Depuis août 2017, le Togo vit au rythme de la contestation politique au quotidien, sur fond de répression violente. Le bilan fait simplement froid dans le dos : 16 morts en deux mois. Et tout indique que ce n’est pas demain la veille que le décompte macabre va s’arrêter, puisqu’aucun des deux  camps qui se font dangereusement face, ne semble disposé à mettre de l’eau dans son vin pour faire baisser de façon significative la tension politique. Et chose suffisamment grave et atypique pour être relevée, c’est que pendant cette longue période de surchauffe politique avec son lot de macchabées, le premier des Togolais, Faure Gnassingbé, n’avait pas daigné piper mot sur la tragédie que vit son pays. Eh bien, l’homme vient de s’exprimer publiquement sur la question. En effet, le 28 octobre dernier, à l’occasion de l’ouverture du congrès de son parti, l’Union pour la république (UNIR), Gnassingbé fils s’est fendu d’un discours qui en dit long sur sa véritable nature.

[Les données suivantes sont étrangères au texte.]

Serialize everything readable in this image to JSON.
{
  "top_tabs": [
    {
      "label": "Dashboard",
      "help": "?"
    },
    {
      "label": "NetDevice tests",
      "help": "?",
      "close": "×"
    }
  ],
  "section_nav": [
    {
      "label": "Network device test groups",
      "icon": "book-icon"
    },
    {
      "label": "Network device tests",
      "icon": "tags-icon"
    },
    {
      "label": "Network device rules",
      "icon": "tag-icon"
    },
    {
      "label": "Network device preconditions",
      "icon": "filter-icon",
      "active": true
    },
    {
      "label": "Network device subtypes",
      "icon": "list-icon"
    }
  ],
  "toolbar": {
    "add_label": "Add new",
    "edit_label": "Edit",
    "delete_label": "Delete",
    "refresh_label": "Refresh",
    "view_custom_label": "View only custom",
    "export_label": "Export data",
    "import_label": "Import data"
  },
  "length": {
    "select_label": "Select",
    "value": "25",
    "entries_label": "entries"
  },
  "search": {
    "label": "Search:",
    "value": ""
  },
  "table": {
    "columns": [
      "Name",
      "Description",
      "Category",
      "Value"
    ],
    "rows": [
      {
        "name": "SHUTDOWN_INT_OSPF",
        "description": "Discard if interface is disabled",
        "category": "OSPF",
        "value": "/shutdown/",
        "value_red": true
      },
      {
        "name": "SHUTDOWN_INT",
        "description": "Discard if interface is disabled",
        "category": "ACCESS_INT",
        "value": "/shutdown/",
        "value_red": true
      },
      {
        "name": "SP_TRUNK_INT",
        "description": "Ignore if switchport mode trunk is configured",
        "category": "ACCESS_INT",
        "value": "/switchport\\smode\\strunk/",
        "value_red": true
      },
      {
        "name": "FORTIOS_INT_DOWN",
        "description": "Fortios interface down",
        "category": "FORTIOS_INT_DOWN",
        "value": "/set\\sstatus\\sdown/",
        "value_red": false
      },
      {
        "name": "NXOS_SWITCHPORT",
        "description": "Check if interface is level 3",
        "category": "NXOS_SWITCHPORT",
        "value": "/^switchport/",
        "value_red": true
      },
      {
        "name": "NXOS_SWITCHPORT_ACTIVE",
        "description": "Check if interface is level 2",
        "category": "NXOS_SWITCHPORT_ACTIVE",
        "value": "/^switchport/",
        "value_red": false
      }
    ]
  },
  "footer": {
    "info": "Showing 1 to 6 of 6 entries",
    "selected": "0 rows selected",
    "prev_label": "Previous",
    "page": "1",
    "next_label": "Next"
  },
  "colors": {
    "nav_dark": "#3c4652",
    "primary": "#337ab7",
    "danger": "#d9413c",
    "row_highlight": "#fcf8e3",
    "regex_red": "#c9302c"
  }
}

Faure peut être inscrit à l’école des cyniques

Morceaux choisis : « Aujourd’hui, ceux qui intoxiquent, ceux qui mentent, ont trouvé des alliés dans la technologie et on peut transformer une chose juste, ou alors un homme simple comme moi en dictateur sanguinaire ». Ainsi donc, Faure,  l’homme fort du Togo, a enfin parlé. Pour lui, il n’y a rien à signaler au Togo. Tous ces blessés,  toute cette machine de guerre qui s’est déployée à Lomé, à Sokodé pour casser de l’opposant, toute cette clameur  populaire qui se fait entendre partout dans le pays, tous ces morts fauchés par les balles assassines de la soldatesque relèvent de l’affabulation. Avec tout le respect dû à son rang, l’on a envie de lui poser la question de savoir s’il parle d’un autre pays ou du Togo. S’il parle du Togo, l’on peut affirmer qu’il fait dans l’indécence et le déni éhonté des faits. Car, ces derniers sont têtus. Et ils sont suffisamment graves au point  que la conscience universelle ne peut pas accepter que le président les aborde comme relevant de la mythomanie. Par là, et c’est le moins que l’on puisse dire, c’est que Faure vient d’apporter la preuve, s’il en est  encore besoin, qu’il peut être inscrit à l’école des cyniques, du nom de cette école philosophique  grecque qui, au Ve siècle avant Jésus Christ, s’opposait effrontément aux principes moraux et à l’opinion commune. Dans le même registre, on peut être estomaqué d’entendre le président togolais se présenter comme « un homme  simple » qui n’a pas l’âme d’un « dictateur sanguinaire ». Ce facile autoportrait n’est ni plus ni moins qu’une falsification de l’histoire et du présent. Car, le terme dictateur, plus qu’un mot, est un comportement, un rapport au pouvoir. Pour rappel, Faure Gnassingbé a été bombardé au pouvoir dans des circonstances qui s’apparentent pratiquement à une dévolution monarchique. Et toutes les élections qui se sont organisées sous son règne, ont été systématiquement entourées de manipulations et de fraudes. Toutes les fois que l’opposition est sortie dans la rue, puisqu’elle n’a pas d’autres choix, pour les contester, elle a toujours été l’objet de répression sanglante. Comme si cela ne suffisait pas, Faure, aujourd’hui, est en train d’user de stratégies pour repousser aux calendes togolaises toute idée d’alternance démocratique dans son pays.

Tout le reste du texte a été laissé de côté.